The clusters of cases can occur by person-to-person transmission within the cluster, e.g.,
- scenario (I): person A infected B, C and D, or
- scenario (II): A to B to C to D, or
- scenario (III): a mixture of (I) and (II), e.g., A to B, B to C and D, or
or they can occur through a common exposure to an unrecognized source of infection, e.g.,
- scenario (IV): unknown person X infected A, B, C and D; or
- scenario (V): a mixture of (IV) and (I) or (II), e.g., X to A and B, B to C and D; or
The lack of information in the publicly available dataset made it difficult to disentangle such complicated situations.
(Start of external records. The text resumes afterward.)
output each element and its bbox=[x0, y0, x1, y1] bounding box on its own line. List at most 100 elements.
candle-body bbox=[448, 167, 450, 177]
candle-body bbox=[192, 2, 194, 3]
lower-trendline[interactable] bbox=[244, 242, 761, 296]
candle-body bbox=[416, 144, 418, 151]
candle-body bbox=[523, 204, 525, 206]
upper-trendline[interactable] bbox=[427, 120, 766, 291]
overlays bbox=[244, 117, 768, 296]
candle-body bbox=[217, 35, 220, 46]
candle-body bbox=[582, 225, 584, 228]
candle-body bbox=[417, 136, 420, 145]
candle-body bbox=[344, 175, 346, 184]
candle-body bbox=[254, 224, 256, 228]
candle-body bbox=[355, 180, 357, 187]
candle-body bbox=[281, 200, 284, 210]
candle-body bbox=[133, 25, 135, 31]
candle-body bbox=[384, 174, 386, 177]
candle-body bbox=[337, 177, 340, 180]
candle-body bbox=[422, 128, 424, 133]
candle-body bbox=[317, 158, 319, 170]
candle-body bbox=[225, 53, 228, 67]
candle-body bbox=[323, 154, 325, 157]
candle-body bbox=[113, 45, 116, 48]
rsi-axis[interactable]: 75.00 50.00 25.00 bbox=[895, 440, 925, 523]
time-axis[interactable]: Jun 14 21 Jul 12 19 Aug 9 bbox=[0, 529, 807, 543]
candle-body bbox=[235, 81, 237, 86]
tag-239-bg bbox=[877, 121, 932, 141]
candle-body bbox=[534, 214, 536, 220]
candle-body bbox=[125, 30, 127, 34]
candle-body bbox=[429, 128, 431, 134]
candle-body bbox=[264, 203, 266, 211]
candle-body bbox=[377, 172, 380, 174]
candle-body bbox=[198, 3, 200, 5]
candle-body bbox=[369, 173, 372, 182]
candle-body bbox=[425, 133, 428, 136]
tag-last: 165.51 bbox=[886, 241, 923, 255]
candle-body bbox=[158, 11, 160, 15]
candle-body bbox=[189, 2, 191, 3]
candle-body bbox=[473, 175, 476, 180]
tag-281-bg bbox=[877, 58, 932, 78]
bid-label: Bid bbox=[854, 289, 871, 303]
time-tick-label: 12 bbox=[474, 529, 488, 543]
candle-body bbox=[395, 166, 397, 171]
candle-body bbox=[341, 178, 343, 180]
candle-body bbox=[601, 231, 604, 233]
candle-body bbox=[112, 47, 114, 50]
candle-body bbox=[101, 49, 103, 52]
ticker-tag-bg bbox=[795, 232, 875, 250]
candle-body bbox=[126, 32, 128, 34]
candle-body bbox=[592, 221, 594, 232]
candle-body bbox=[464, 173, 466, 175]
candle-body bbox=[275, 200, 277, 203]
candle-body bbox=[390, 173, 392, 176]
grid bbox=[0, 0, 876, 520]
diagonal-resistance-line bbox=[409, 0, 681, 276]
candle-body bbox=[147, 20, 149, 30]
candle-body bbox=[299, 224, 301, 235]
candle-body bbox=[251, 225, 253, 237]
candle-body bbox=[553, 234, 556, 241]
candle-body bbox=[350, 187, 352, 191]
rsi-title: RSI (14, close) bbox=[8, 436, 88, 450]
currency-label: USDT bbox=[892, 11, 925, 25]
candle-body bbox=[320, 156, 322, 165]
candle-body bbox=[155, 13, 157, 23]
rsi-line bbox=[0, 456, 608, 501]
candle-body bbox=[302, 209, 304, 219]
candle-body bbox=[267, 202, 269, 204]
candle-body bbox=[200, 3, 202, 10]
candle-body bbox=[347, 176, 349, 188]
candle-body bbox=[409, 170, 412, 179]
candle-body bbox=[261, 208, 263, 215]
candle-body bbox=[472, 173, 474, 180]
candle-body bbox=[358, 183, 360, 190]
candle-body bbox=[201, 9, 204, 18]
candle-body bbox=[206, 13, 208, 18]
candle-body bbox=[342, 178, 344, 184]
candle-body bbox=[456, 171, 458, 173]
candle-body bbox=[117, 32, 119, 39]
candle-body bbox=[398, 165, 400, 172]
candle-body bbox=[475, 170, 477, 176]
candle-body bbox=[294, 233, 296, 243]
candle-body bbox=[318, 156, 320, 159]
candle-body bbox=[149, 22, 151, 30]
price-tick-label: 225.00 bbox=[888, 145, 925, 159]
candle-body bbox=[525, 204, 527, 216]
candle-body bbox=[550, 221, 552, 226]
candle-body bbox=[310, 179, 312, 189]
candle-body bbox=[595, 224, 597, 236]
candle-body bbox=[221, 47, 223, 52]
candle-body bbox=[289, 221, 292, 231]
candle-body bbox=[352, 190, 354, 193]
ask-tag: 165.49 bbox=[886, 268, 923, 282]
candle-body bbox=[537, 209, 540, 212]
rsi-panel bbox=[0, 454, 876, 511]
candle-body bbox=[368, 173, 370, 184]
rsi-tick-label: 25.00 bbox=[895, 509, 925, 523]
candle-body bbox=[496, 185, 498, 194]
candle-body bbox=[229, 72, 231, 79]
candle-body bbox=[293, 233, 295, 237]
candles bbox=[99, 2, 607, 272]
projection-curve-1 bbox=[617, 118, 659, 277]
The scenarios (I) and (II) can be covered by the pair of ‘infector-infectee’ such that we could identify the link between two unique consecutive infections. Under the scenario (III), we cannot clearly identify the pairwise match between the infector and infectee, which means there were multiple candidates of infector for one infectee. As such, we employed the PDF h(∙) in Eqn (1) to account for the possible time of exposure ranging from Tlow to Tup. There is no information available on the SI for scenarios (IV) as well as (V) due to the onset date of person X is unknown, and thus our analysis was limited in the scenarios (I)-(III). We note that extra-cautious should be needed to interpret the clusters of cases because of this potential limitation. Although we used interval censoring likelihood to deal with the multiple-infector matching issue, more detailed information of the exposure history and clue on ‘who acquires infection from whom’ (WAIFW) would improve our estimates.
Longer SI might be difficult to occur in reality due to the isolation of confirmed infections, or to identify and link together due to the less accurate information associated with memory error occurred in the backward contact tracing exercise. The issue associated with isolation could possibly bias the SI estimates and lead to an underestimated result (27). It is possible that at the initial stage the SI is longer than later when strict isolation takes place. Nevertheless, a comparison of estimated SI for SARS and COVID-19 in Hong Kong is still meaningful. We found that the SI of COVID-19 estimated appears shorter than that of SARS. It would be hard to imagine that isolation is responsible for the difference. It is unlikely that the isolation is more rapid in cases of COVID-19 than cases in SARS in Hong Kong, as well as other limitations (would have happened for both). Thus, the difference we observed for COVID-19 and SARS is likely intrinsic. In conclusion, given the rapid spreading of the COVID-19, effective contact tracing and quarantine/isolation were even more crucial for successful control.